Have you been charged with Indecent Exposure in Maryland? If so, Caroline Norman Frost can help.
What is Indecent Exposure?
You can be charged with indecent exposure in Maryland if you purposely expose your private parts in a public place where witnesses are present and see you exposing yourself. Indecent exposure includes exposing your genitals, breasts or buttocks in a public place. You could be charged with indecent exposure for doing something as simple as mooning someone or urinating on the side of the road. But sometimes indecent exposure is a more calculated act as opposed to a one-time occurrence.
As a former Assistant State’s Attorney, Caroline Norman Frost prosecuted numerous indecent exposure cases. Including, but not limited to, an indecent exposure case in which the offender was looking for a specific target to bother on a repeated basis. A prosecutor might see this type of behavior as revenge against the victim if the victim has a former relationship with the offender (i.e., former romantic partner, employer, or other close relationship).

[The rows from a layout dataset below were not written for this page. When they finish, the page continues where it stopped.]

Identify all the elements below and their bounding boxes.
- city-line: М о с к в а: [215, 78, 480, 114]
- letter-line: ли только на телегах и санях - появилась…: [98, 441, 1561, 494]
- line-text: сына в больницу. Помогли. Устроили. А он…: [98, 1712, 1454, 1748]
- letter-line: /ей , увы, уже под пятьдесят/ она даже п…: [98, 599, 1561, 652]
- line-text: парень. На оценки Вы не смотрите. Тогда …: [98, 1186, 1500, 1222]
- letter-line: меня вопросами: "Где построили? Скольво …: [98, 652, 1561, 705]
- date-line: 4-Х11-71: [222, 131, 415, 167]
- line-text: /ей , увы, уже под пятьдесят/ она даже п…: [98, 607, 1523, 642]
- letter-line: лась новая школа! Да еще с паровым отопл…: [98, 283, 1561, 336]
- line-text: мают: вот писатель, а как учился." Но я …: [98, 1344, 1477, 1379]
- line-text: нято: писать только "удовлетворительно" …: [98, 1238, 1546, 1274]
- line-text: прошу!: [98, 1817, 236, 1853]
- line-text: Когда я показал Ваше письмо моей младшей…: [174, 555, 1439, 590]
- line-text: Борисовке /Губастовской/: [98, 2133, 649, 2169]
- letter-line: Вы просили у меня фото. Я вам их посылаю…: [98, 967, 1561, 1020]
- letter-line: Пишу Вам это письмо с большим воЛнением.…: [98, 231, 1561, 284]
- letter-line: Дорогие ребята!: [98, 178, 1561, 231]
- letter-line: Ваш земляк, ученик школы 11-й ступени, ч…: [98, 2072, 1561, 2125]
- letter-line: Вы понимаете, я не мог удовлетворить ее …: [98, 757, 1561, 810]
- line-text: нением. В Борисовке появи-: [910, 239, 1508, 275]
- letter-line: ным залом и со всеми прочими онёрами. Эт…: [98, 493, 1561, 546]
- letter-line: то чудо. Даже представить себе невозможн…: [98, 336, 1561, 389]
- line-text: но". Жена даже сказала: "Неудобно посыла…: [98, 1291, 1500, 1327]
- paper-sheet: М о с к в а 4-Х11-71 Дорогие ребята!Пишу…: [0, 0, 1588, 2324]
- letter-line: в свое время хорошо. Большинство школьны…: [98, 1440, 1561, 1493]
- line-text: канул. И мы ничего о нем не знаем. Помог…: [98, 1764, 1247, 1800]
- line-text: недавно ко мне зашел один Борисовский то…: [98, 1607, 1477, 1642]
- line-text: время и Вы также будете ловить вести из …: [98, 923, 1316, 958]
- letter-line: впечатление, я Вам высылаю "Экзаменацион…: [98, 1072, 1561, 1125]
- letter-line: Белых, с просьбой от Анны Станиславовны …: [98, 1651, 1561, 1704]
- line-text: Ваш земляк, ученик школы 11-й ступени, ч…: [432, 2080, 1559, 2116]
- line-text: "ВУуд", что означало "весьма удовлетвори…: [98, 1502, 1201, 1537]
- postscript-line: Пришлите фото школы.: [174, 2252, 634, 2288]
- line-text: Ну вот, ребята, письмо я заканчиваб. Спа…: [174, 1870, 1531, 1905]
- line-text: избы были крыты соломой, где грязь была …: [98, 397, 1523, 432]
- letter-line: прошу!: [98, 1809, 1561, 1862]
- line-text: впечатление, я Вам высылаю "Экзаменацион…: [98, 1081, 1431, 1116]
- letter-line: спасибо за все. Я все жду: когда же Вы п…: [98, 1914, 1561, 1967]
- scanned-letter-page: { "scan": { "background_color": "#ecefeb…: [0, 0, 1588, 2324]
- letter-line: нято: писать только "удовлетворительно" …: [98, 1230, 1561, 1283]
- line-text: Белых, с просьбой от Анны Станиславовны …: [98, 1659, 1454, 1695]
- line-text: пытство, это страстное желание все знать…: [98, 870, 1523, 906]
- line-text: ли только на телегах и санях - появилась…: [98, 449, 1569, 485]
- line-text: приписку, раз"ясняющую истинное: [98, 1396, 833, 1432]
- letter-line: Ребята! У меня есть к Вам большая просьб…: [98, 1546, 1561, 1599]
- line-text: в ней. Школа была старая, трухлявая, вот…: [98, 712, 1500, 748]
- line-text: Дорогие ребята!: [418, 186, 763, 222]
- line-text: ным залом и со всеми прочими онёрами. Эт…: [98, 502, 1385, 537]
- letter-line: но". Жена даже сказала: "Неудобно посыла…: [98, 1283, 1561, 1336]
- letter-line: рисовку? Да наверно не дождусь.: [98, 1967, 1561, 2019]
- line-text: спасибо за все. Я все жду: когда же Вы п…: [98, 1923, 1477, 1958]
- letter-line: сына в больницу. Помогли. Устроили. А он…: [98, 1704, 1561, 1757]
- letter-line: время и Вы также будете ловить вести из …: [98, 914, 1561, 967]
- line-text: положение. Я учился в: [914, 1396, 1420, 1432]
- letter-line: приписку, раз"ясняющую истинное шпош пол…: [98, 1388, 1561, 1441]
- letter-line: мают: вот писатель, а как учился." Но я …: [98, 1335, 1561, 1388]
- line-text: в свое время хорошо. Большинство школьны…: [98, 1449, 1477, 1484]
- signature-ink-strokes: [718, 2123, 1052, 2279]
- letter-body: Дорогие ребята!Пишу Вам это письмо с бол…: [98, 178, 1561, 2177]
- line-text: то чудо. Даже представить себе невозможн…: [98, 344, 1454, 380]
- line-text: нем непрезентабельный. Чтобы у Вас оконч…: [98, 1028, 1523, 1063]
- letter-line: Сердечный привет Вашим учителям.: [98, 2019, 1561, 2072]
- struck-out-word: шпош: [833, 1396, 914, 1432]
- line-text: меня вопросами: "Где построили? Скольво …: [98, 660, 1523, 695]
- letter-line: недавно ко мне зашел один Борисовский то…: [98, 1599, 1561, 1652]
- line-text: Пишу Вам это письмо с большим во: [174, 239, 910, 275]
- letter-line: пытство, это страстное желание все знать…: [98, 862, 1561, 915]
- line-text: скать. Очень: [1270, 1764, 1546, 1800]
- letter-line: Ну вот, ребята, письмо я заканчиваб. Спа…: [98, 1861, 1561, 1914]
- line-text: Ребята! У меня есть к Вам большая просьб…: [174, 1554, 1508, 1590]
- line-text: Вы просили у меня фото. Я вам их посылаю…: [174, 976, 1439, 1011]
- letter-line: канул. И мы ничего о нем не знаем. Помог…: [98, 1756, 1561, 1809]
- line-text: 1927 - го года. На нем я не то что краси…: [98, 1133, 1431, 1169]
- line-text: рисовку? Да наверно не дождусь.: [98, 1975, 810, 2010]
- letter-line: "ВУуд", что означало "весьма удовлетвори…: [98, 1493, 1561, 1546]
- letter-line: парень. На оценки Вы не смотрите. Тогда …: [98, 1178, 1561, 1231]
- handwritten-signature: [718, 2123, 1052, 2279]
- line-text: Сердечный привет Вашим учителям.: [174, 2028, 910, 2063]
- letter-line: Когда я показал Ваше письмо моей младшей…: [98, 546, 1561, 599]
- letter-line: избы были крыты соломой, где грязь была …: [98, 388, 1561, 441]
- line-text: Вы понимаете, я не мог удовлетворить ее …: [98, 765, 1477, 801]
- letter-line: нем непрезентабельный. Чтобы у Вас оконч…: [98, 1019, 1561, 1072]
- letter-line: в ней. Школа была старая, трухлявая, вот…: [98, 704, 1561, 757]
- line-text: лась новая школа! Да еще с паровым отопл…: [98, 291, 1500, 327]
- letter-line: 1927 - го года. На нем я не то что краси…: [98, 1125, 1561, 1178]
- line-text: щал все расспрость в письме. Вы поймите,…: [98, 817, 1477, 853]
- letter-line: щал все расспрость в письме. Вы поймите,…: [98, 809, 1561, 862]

Whether the incident exposure was a prank, a one-time mistake, or a more calculated act, Caroline Norman Frost is qualified to defend you.
What are the consequences for indecent exposure?
Indecent exposure and inmate indecent exposure are misdemeanors in Maryland. If you are convicted of indecent exposure, you face possible imprisonment of up to three years and a possible fine of up to $1,000.
Several states require defendants convicted of indecent exposure to register as sex offenders, however, Maryland does not. In 2009, the Maryland Court of Appeals ruled that sex offender registration wasn’t an appropriate punishment due to indecent exposure not being listed in the sex offender registry statute and because it isn’t by its nature a sexual offense. However, registration may still be required for indecent exposure offenses that are by their nature sexual offenses against children under 18. Therefore, depending on the circumstances, you could still be required to register, depending on the allegations.
Breastfeeding in public is exempt.
In Maryland, mothers may breastfeed their infant children in a public place without being in violation of Maryland’s indecent exposure laws.